不是饿的,纯粹是闲的。自从郝皓的“忠勇无双”金匾在院门口一挂,这头染蓝的老驴就自动升级成了“护院神兽”,地位首逼灶王爷。它每天的工作就是在晒谷场上巡逻,用蹄子丈量每一寸它认为属于自己的领地,偶尔对路过的母驴抛个媚眼,更多时候是对着祠堂那几级饱经风霜的木头台阶磨它那口日渐稀疏的黄板牙,发出“咯吱咯吱”令人牙酸的声音。

“嗯昂——”又是一声悠长的驴嚎,带着点百无聊赖的意味,穿透薄薄的窗纸,精准地钻进我嗡嗡作响的耳朵里。

我正蹲在灶房角落,跟一口咕嘟冒泡的大陶罐较劲。罐子里翻滚着深紫色的粘稠液体,散发着一股混合着铁锈、草药和某种难以言喻的……电子元件烧糊了的奇异气味。这是“女儿悦”即将推出的重磅新品——紫草精华修复膏的2.0版本!我往里加了点提亮肤色的珍珠粉(失败)、增加延展性的蜂蜡(成功)、以及一点……从《生存手册》犄角旮旯里找到的、号称能“加速细胞再生”的神秘金属粉末(正在验证中)。

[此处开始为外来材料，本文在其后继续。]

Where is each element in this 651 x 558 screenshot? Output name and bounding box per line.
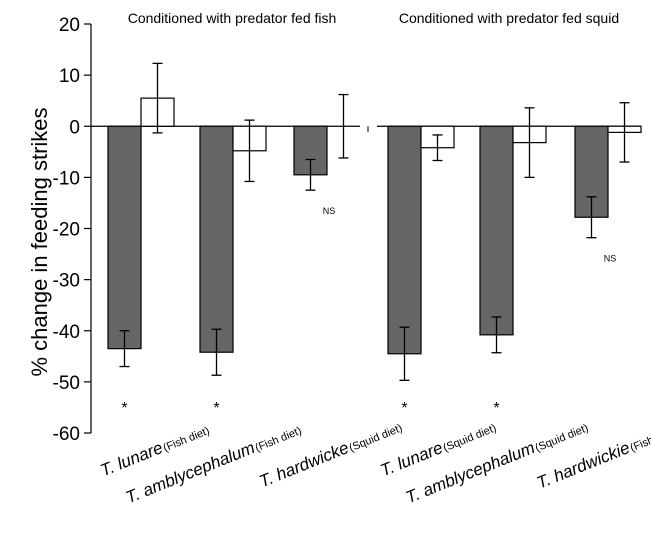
category-diet: (Fish diet) [629,425,651,454]
y-tick-label: -50 [53,373,80,394]
bar-series1-cat5 [479,125,514,336]
bar-series1-cat4 [387,125,422,355]
y-axis-label: % change in feeding strikes [27,107,52,376]
category-diet: (Fish diet) [254,425,304,454]
significance-marker: * [401,400,407,417]
y-tick-label: -40 [53,322,80,343]
panel-title-squid: Conditioned with predator fed squid [399,10,619,26]
category-label: T. hardwickie(Fish diet) [534,425,651,493]
y-tick-label: 10 [59,66,80,87]
category-diet: (Squid diet) [348,422,405,454]
category-diet: (Squid diet) [442,422,499,454]
category-diet: (Squid diet) [534,422,591,454]
bars: * * NS * * NS [91,62,642,417]
bar-series1-cat1 [107,125,142,350]
significance-marker: NS [323,206,336,216]
significance-marker: * [493,400,499,417]
y-tick-label: -30 [53,271,80,292]
category-name: T. lunare [98,438,166,480]
significance-marker: * [121,400,127,417]
category-diet: (Fish diet) [162,425,212,454]
category-name: T. lunare [378,438,446,480]
y-tick-label: -10 [53,168,80,189]
significance-marker: * [213,400,219,417]
y-tick-label: 0 [69,117,80,138]
panel-title-fish: Conditioned with predator fed fish [128,10,337,26]
category-label: T. hardwicke(Squid diet) [256,422,405,491]
category-labels: T. lunare(Fish diet)T. amblycephalum(Fis… [98,422,651,507]
y-tick-label: -20 [53,220,80,241]
significance-marker: NS [604,254,617,264]
bar-series1-cat2 [199,125,234,353]
y-tick-label: -60 [53,424,80,445]
category-label: T. amblycephalum(Fish diet) [123,425,304,507]
y-axis: 20 10 0 -10 -20 -30 -40 -50 -60 [53,15,92,445]
y-tick-label: 20 [59,15,80,36]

“多多姐!”春桃捂着鼻子,瓮声瓮气地从门口探进半个脑袋,小脸皱成一团,“郝大哥问……问他的‘手机’充电充好了没?他说……屏幕还黑着呢!”

我的手一抖,差点把刚舀起来的一勺滚烫紫草膏泼自己脚面上。

手机?!充电?!

要命!昨天郝皓换药时疼得龇牙咧嘴,我为了转移他注意力,顺嘴秃噜了一句:“忍忍!这点疼算什么!比手机没电自动关机还难受?”当时他疼得眼神涣散,好像没听清,我也没在意。谁知道这厮记性这么好!还惦记上了!

“啊?啊!”我赶紧稳住心神,把勺子里的紫草膏倒回罐子,发出黏腻的“噗嗤”声,试图用噪音掩盖心虚,“什……什么鸡?谁家鸡要充电?告诉郝大哥,咱家就‘蓝将军’一头驴!不养鸡!下蛋的母鸡在隔壁王婶家!让他想吃蛋找王婶去!”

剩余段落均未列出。